"Polymorphism is nice as well, although I can't grok (yet) why this is necessarily not part of non-OO things. I'm not clear that it goes with the strong binding of state and method in a class."

Polymorphism isn't necessarily part of OO. Python actually has polymorphic functions outside of class definitions.

Further, Python offers an interface called "callable", which makes an object equivalent to a function, giving you stateful function-like things with hysteresis (or other odd not-very-function-like properties). [It isn't really an interface, it's a special method name, but that's just syntax.]

The Java distinctions between class and method can be teased apart in the Python world. This causes me to think that the crispness of some of these Java-world OO definitions -- while laudable -- isn't essential to good programming.

AND. Smalltalk (like Python) was free of type declarations. Originally, OO seems to have been type-less. Big, complex, subtle and profound simulations were built in Smalltalk (and some related earlier OO languages like Simula) and LOOPS (Lisp with Objects) without benefit of formal type-checking.

What does this mean?

C++ introduced strong typing and Java perpetuated that. C++ suffers from the bizarre mish-mash of types with class names, but no actual class objects. Without a root "object" declaration, C++ collection classes require the very complex template mechanism. Why is this better than C? I don't know. C++ adds inheritance and encapsulation to C, but the strong typing also adds templates. A net loss, IMO.

Java introduced class objects and good memory management to C++; it recast everything to stem from object, making the collection classes almost as simple as Smalltalk. To banish multiple inheritance, it introduced interfaces (approximately a wash between what was lost and what is gained).

But the recent hot tickets (Perl, PHP, Ruby and Python) don't have formal type declarations. I'll set aside Perl and PHP. Perl's OO material is ungainly and doesn't seem to be widely used. PHP has OO machinery. It looks very nice, but it, too, seems to be largely ignored in favor of the excellent HTML templating engine.

Ruby and Python are OO to the very core of the virtual machine, giving them more complete polymorphism. Also, lacking type declarations, you are freed from the complexity of the subtle interface declarations required to pile not-very-similar things into a useable collection class. You can just bunch all kinds of things into a polymorphic Python collection as long as they have the right method signatures, all other considerations be damned.

The Real Benefits of Java.

I think it isn't objects -- per se -- that are the appeal of OO programming.
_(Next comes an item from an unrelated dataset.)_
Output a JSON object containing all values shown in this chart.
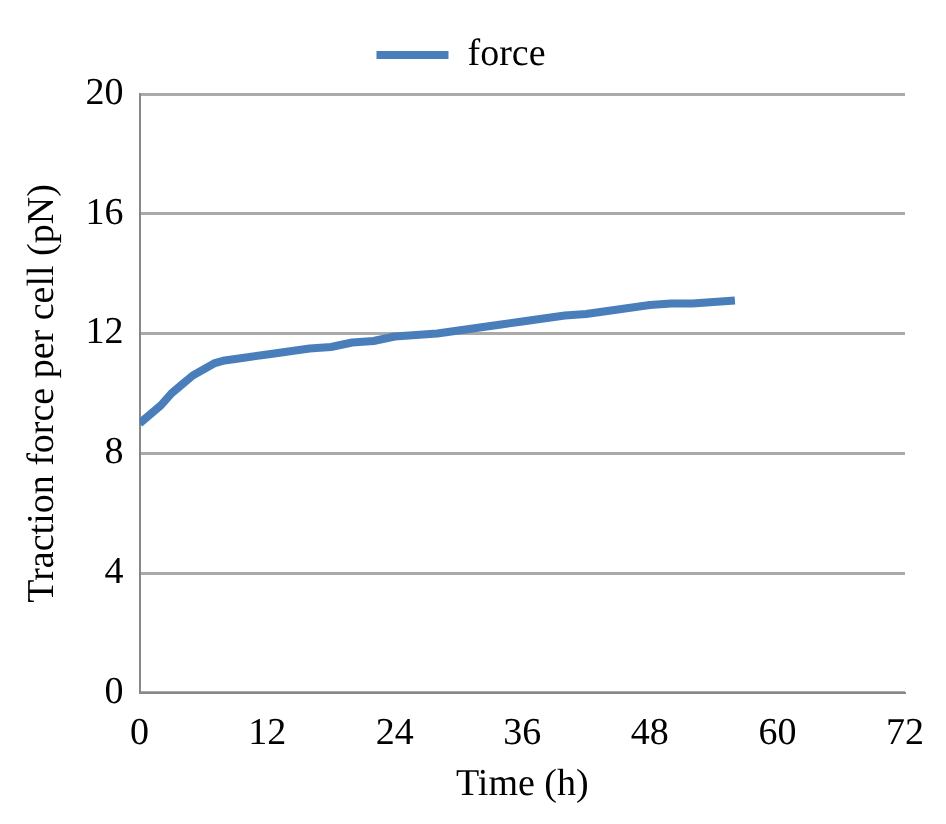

I think it is many things, exemplified by Python. (Why Python? you ask. Because Python predates Java.) I think the currency of Java, Python and Ruby comes from a 1-2 punch of coolnesses.

1. Powerful tools that make compiling, linking and executing a breeze. Ada tools in the 80's struggled to do the simplest compilation dependency checking -- there were elaborate provisions for libraries and library lookups and reconciliations and junk that Java does for free without even asking. Python embeds the compiler and the JVM into a single entity, making the whole "compile" thing seamless, silent, odorless and grease-free.
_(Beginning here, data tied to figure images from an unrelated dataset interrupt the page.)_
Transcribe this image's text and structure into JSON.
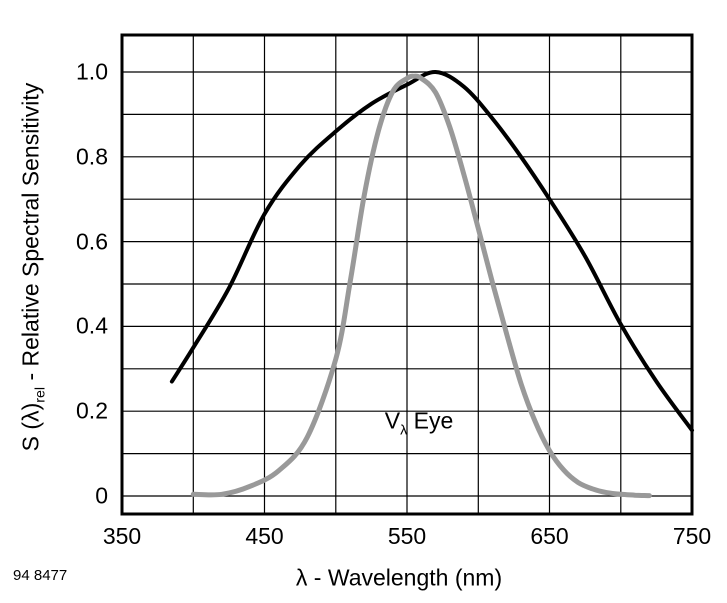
{
  "figure": {
    "figure_number": "94 8477"
  },
  "chart_data": {
    "type": "line",
    "title": "",
    "xlabel": "λ - Wavelength (nm)",
    "ylabel": {
      "prefix": "S (λ)",
      "sub": "rel",
      "suffix": " - Relative Spectral Sensitivity"
    },
    "annotation": {
      "prefix": "V",
      "sub": "λ",
      "suffix": " Eye"
    },
    "grid": true,
    "legend": "none",
    "x_axis": {
      "min": 350,
      "max": 750,
      "tick_values": [
        350,
        450,
        550,
        650,
        750
      ],
      "tick_labels": [
        "350",
        "450",
        "550",
        "650",
        "750"
      ],
      "gridline_values": [
        400,
        450,
        500,
        550,
        600,
        650,
        700
      ]
    },
    "y_axis": {
      "min": 0,
      "max": 1.0,
      "tick_values": [
        0,
        0.2,
        0.4,
        0.6,
        0.8,
        1.0
      ],
      "tick_labels": [
        "0",
        "0.2",
        "0.4",
        "0.6",
        "0.8",
        "1.0"
      ],
      "gridline_values": [
        0,
        0.1,
        0.2,
        0.3,
        0.4,
        0.5,
        0.6,
        0.7,
        0.8,
        0.9,
        1.0
      ]
    },
    "series": [
      {
        "id": "sensor",
        "name": "Detector relative spectral sensitivity",
        "color": "#000000",
        "width": 4,
        "points": [
          [
            385,
            0.27
          ],
          [
            400,
            0.35
          ],
          [
            425,
            0.49
          ],
          [
            450,
            0.665
          ],
          [
            475,
            0.78
          ],
          [
            500,
            0.86
          ],
          [
            525,
            0.925
          ],
          [
            550,
            0.97
          ],
          [
            570,
            1.0
          ],
          [
            590,
            0.965
          ],
          [
            610,
            0.89
          ],
          [
            630,
            0.8
          ],
          [
            650,
            0.7
          ],
          [
            675,
            0.565
          ],
          [
            700,
            0.405
          ],
          [
            725,
            0.27
          ],
          [
            750,
            0.155
          ]
        ]
      },
      {
        "id": "eye",
        "name": "V(λ) Eye",
        "color": "#999999",
        "width": 5,
        "points": [
          [
            400,
            0.004
          ],
          [
            420,
            0.004
          ],
          [
            440,
            0.023
          ],
          [
            460,
            0.06
          ],
          [
            480,
            0.139
          ],
          [
            500,
            0.323
          ],
          [
            510,
            0.503
          ],
          [
            520,
            0.71
          ],
          [
            530,
            0.862
          ],
          [
            540,
            0.954
          ],
          [
            550,
            0.985
          ],
          [
            555,
            0.99
          ],
          [
            560,
            0.985
          ],
          [
            570,
            0.952
          ],
          [
            580,
            0.87
          ],
          [
            590,
            0.757
          ],
          [
            600,
            0.631
          ],
          [
            610,
            0.503
          ],
          [
            620,
            0.381
          ],
          [
            630,
            0.265
          ],
          [
            640,
            0.175
          ],
          [
            650,
            0.107
          ],
          [
            660,
            0.061
          ],
          [
            670,
            0.032
          ],
          [
            680,
            0.017
          ],
          [
            690,
            0.008
          ],
          [
            700,
            0.004
          ],
          [
            710,
            0.002
          ],
          [
            720,
            0.001
          ]
        ]
      }
    ]
  }
}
2. A rational approach to programming in the large. Java has packages, (files), classes and methods. Python has packages, modules/files, classes and methods. Python packages are more than just a path to a file. C just had files, you were on your own for any other structure you wanted to impose. C++, similarly, is largely just files, it takes craft and skill to manage the complexity.

I think these two reinforce each other as part of a feedback loop. I think the modern, hot-ticket languages all provide insanely powerful tools and highly structured programming.
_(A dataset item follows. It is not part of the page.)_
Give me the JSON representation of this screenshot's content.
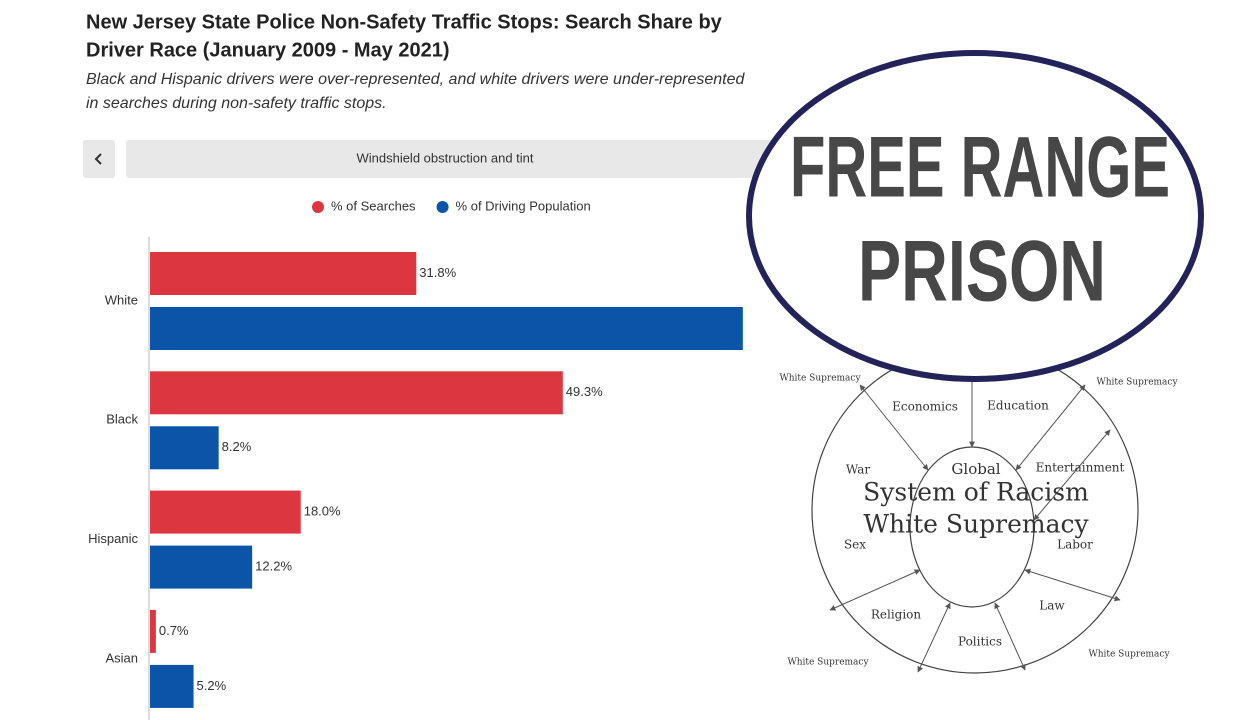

The tougher question is "what is next?"

The answer, I think, is "more of the same". I think that Java's lack of effective DRY mentality is a problem. There is too much extra information floating around in JavaDoc's that repeat parts of the code and XML files that repeat parts of the Java.

The hard problems (defining the problem, defining data structures that solve the problem, defining functions to manage the data structures that solve the problem) won't go away. However, more powerful tools make it easier to explore same with lower costs and risks.

Hence my investment in learning Django. I think this kind of thing (not this specific thing) is the reason why Ruby on Rails is welcomed by many web developers as packaging all the standard best practices in one place.